93      Il ressort ainsi de la jurisprudence citée au point 92 ci-dessus que la Commission dispose d’un pouvoir d’appréciation étendu dans l’application des critères servant à évaluer l’intérêt de l’Union à poursuivre l’instruction d’une plainte au titre de l’article 7, paragraphe 2, du règlement no 773/2004.

94      Compte tenu de ce qui précède, il y a lieu de conclure que, en l’espèce, en appréciant la probabilité de l’existence d’une infraction alléguée, c’est à bon droit que la Commission s’est limitée à considérer qu’il existait une autre explication plausible au-delà de l’entente alléguée.

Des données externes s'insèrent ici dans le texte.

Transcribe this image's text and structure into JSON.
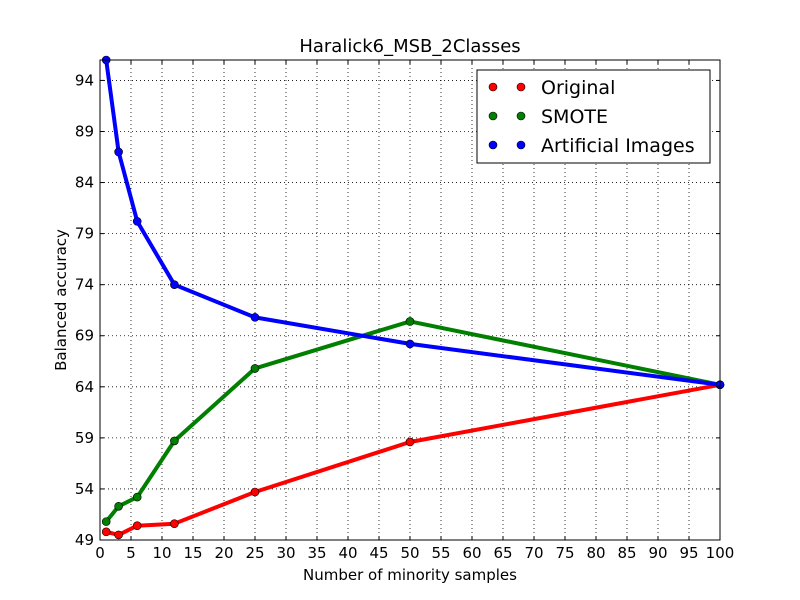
{
  "chart_data": {
    "type": "line",
    "title": "Haralick6_MSB_2Classes",
    "xlabel": "Number of minority samples",
    "ylabel": "Balanced accuracy",
    "xlim": [
      0,
      100
    ],
    "ylim": [
      49,
      96
    ],
    "xticks": [
      "0",
      "5",
      "10",
      "15",
      "20",
      "25",
      "30",
      "35",
      "40",
      "45",
      "50",
      "55",
      "60",
      "65",
      "70",
      "75",
      "80",
      "85",
      "90",
      "95",
      "100"
    ],
    "yticks": [
      "49",
      "54",
      "59",
      "64",
      "69",
      "74",
      "79",
      "84",
      "89",
      "94"
    ],
    "grid": true,
    "legend_position": "top-right",
    "series": [
      {
        "name": "Original",
        "color": "#ff0000",
        "x": [
          1,
          3,
          6,
          12,
          25,
          50,
          100
        ],
        "y": [
          49.8,
          49.5,
          50.4,
          50.6,
          53.7,
          58.6,
          64.2
        ]
      },
      {
        "name": "SMOTE",
        "color": "#007f00",
        "x": [
          1,
          3,
          6,
          12,
          25,
          50,
          100
        ],
        "y": [
          50.8,
          52.3,
          53.2,
          58.7,
          65.8,
          70.4,
          64.2
        ]
      },
      {
        "name": "Artificial Images",
        "color": "#0000ff",
        "x": [
          1,
          3,
          6,
          12,
          25,
          50,
          100
        ],
        "y": [
          96.0,
          87.0,
          80.2,
          74.0,
          70.8,
          68.2,
          64.2
        ]
      }
    ]
  }
}
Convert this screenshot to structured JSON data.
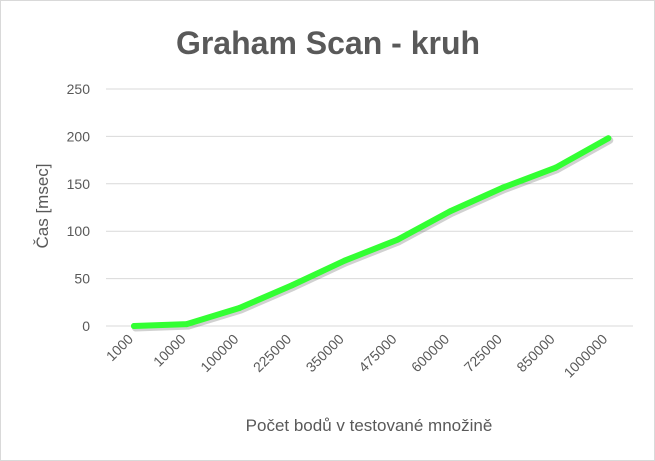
{
  "chart_data": {
    "type": "line",
    "title": "Graham Scan - kruh",
    "xlabel": "Počet bodů v testované množině",
    "ylabel": "Čas [msec]",
    "categories": [
      "1000",
      "10000",
      "100000",
      "225000",
      "350000",
      "475000",
      "600000",
      "725000",
      "850000",
      "1000000"
    ],
    "yticks": [
      "0",
      "50",
      "100",
      "150",
      "200",
      "250"
    ],
    "ylim": [
      0,
      250
    ],
    "grid": true,
    "legend": "none",
    "series": [
      {
        "values": [
          0,
          2,
          19,
          43,
          69,
          91,
          121,
          146,
          167,
          198
        ],
        "color": "#33ff33"
      }
    ]
  }
}
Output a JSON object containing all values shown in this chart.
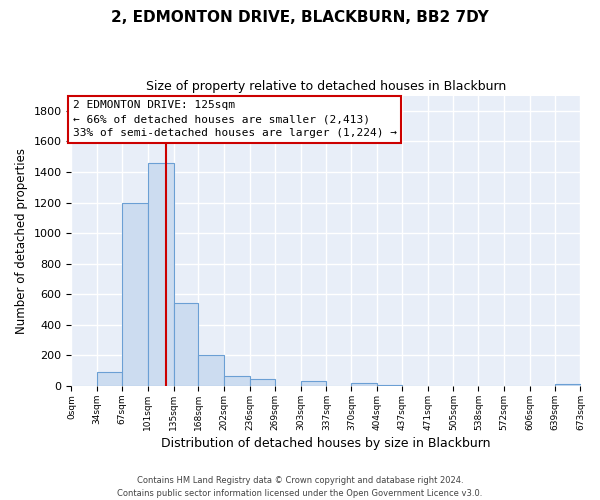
{
  "title": "2, EDMONTON DRIVE, BLACKBURN, BB2 7DY",
  "subtitle": "Size of property relative to detached houses in Blackburn",
  "xlabel": "Distribution of detached houses by size in Blackburn",
  "ylabel": "Number of detached properties",
  "bar_edges": [
    0,
    34,
    67,
    101,
    135,
    168,
    202,
    236,
    269,
    303,
    337,
    370,
    404,
    437,
    471,
    505,
    538,
    572,
    606,
    639,
    673
  ],
  "bar_heights": [
    0,
    90,
    1200,
    1460,
    540,
    200,
    65,
    47,
    0,
    30,
    0,
    20,
    10,
    0,
    0,
    0,
    0,
    0,
    0,
    15
  ],
  "bar_color": "#ccdcf0",
  "bar_edge_color": "#6b9fd4",
  "property_line_x": 125,
  "property_line_color": "#cc0000",
  "ylim": [
    0,
    1900
  ],
  "yticks": [
    0,
    200,
    400,
    600,
    800,
    1000,
    1200,
    1400,
    1600,
    1800
  ],
  "annotation_title": "2 EDMONTON DRIVE: 125sqm",
  "annotation_line1": "← 66% of detached houses are smaller (2,413)",
  "annotation_line2": "33% of semi-detached houses are larger (1,224) →",
  "annotation_box_facecolor": "#ffffff",
  "annotation_box_edgecolor": "#cc0000",
  "footer_line1": "Contains HM Land Registry data © Crown copyright and database right 2024.",
  "footer_line2": "Contains public sector information licensed under the Open Government Licence v3.0.",
  "fig_facecolor": "#ffffff",
  "axes_facecolor": "#e8eef8",
  "grid_color": "#ffffff",
  "tick_labels": [
    "0sqm",
    "34sqm",
    "67sqm",
    "101sqm",
    "135sqm",
    "168sqm",
    "202sqm",
    "236sqm",
    "269sqm",
    "303sqm",
    "337sqm",
    "370sqm",
    "404sqm",
    "437sqm",
    "471sqm",
    "505sqm",
    "538sqm",
    "572sqm",
    "606sqm",
    "639sqm",
    "673sqm"
  ]
}
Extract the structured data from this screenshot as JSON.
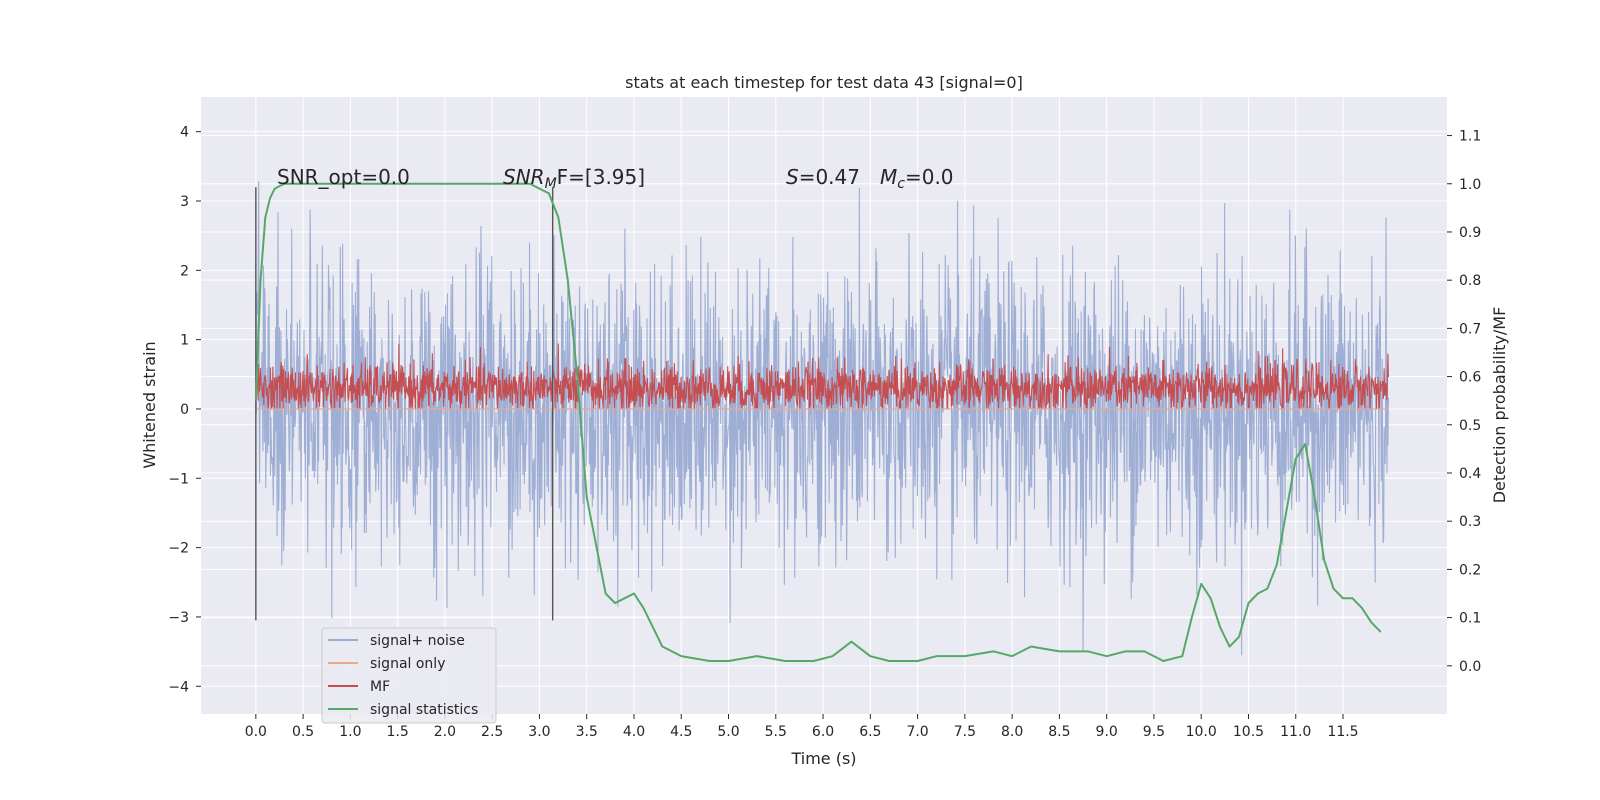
{
  "chart_data": {
    "type": "line",
    "title": "stats at each timestep for test data 43 [signal=0]",
    "xlabel": "Time (s)",
    "ylabel": "Whitened strain",
    "y2label": "Detection probability/MF",
    "xlim": [
      -0.58,
      12.6
    ],
    "ylim": [
      -4.4,
      4.5
    ],
    "y2lim": [
      -0.1,
      1.18
    ],
    "x_ticks": [
      "0.0",
      "0.5",
      "1.0",
      "1.5",
      "2.0",
      "2.5",
      "3.0",
      "3.5",
      "4.0",
      "4.5",
      "5.0",
      "5.5",
      "6.0",
      "6.5",
      "7.0",
      "7.5",
      "8.0",
      "8.5",
      "9.0",
      "9.5",
      "10.0",
      "10.5",
      "11.0",
      "11.5"
    ],
    "y_ticks": [
      "4",
      "3",
      "2",
      "1",
      "0",
      "−1",
      "−2",
      "−3",
      "−4"
    ],
    "y2_ticks": [
      "1.1",
      "1.0",
      "0.9",
      "0.8",
      "0.7",
      "0.6",
      "0.5",
      "0.4",
      "0.3",
      "0.2",
      "0.1",
      "0.0"
    ],
    "grid": true,
    "legend_position": "lower-left",
    "annotations": {
      "snr_opt": "SNR_opt=0.0",
      "snr_mf_sym": "SNR",
      "snr_mf_sub": "M",
      "snr_mf_rest": "F=[3.95]",
      "s_sym": "S",
      "s_rest": "=0.47",
      "mc_sym": "M",
      "mc_sub": "c",
      "mc_rest": "=0.0"
    },
    "vlines_x": [
      0.0,
      3.14
    ],
    "vline_range_y": [
      -3.05,
      3.2
    ],
    "series": [
      {
        "name": "signal+ noise",
        "color": "#9aabd2",
        "axis": "left",
        "description_range": [
          -3.9,
          4.1
        ],
        "x_range": [
          0.0,
          11.98
        ],
        "std_estimate": 1.05
      },
      {
        "name": "signal only",
        "color": "#eba98e",
        "axis": "left",
        "values_constant": 0.0
      },
      {
        "name": "MF",
        "color": "#c44e52",
        "axis": "left",
        "x_range": [
          0.0,
          11.98
        ],
        "range": [
          0.0,
          1.0
        ]
      },
      {
        "name": "signal statistics",
        "color": "#55a868",
        "axis": "right",
        "x": [
          0.0,
          0.05,
          0.1,
          0.15,
          0.2,
          0.3,
          0.5,
          1.0,
          1.5,
          2.0,
          2.5,
          2.9,
          3.0,
          3.1,
          3.2,
          3.3,
          3.4,
          3.5,
          3.6,
          3.7,
          3.8,
          3.9,
          4.0,
          4.1,
          4.2,
          4.3,
          4.5,
          4.8,
          5.0,
          5.3,
          5.6,
          5.9,
          6.1,
          6.3,
          6.5,
          6.7,
          7.0,
          7.2,
          7.5,
          7.8,
          8.0,
          8.2,
          8.5,
          8.8,
          9.0,
          9.2,
          9.4,
          9.6,
          9.8,
          9.9,
          10.0,
          10.1,
          10.2,
          10.3,
          10.4,
          10.5,
          10.6,
          10.7,
          10.8,
          10.9,
          11.0,
          11.1,
          11.2,
          11.3,
          11.4,
          11.5,
          11.6,
          11.7,
          11.8,
          11.9
        ],
        "values": [
          0.55,
          0.8,
          0.93,
          0.97,
          0.99,
          1.0,
          1.0,
          1.0,
          1.0,
          1.0,
          1.0,
          1.0,
          0.99,
          0.98,
          0.93,
          0.8,
          0.6,
          0.35,
          0.25,
          0.15,
          0.13,
          0.14,
          0.15,
          0.12,
          0.08,
          0.04,
          0.02,
          0.01,
          0.01,
          0.02,
          0.01,
          0.01,
          0.02,
          0.05,
          0.02,
          0.01,
          0.01,
          0.02,
          0.02,
          0.03,
          0.02,
          0.04,
          0.03,
          0.03,
          0.02,
          0.03,
          0.03,
          0.01,
          0.02,
          0.1,
          0.17,
          0.14,
          0.08,
          0.04,
          0.06,
          0.13,
          0.15,
          0.16,
          0.21,
          0.32,
          0.43,
          0.46,
          0.35,
          0.22,
          0.16,
          0.14,
          0.14,
          0.12,
          0.09,
          0.07
        ]
      }
    ]
  }
}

95      Il s’ensuit que la Commission ne s’est pas fondée sur un critère juridique erroné afin de conclure qu’il était peu probable que la violation alléguée soit avérée. Partant, la première branche du deuxième moyen doit être rejetée.

 Sur la seconde branche du deuxième moyen, tirée de l’erreur manifeste d’appréciation qu’aurait commise la Commission en identifiant une autre explication plausible aux actions menées en parallèle par Lufthansa et Air Berlin

96      La requérante fait valoir, en substance, que la Commission a commis une erreur manifeste d’appréciation en rejetant sa plainte au motif qu’il existait une autre explication plausible au-delà de l’accord allégué. Son argumentation repose sur trois griefs.

97      Dans le cadre du premier grief, la requérante allègue que la Commission a surestimé la capacité de Lufthansa à prendre une décision commerciale indépendante fondée uniquement sur l’annonce et la présentation d’Air Berlin.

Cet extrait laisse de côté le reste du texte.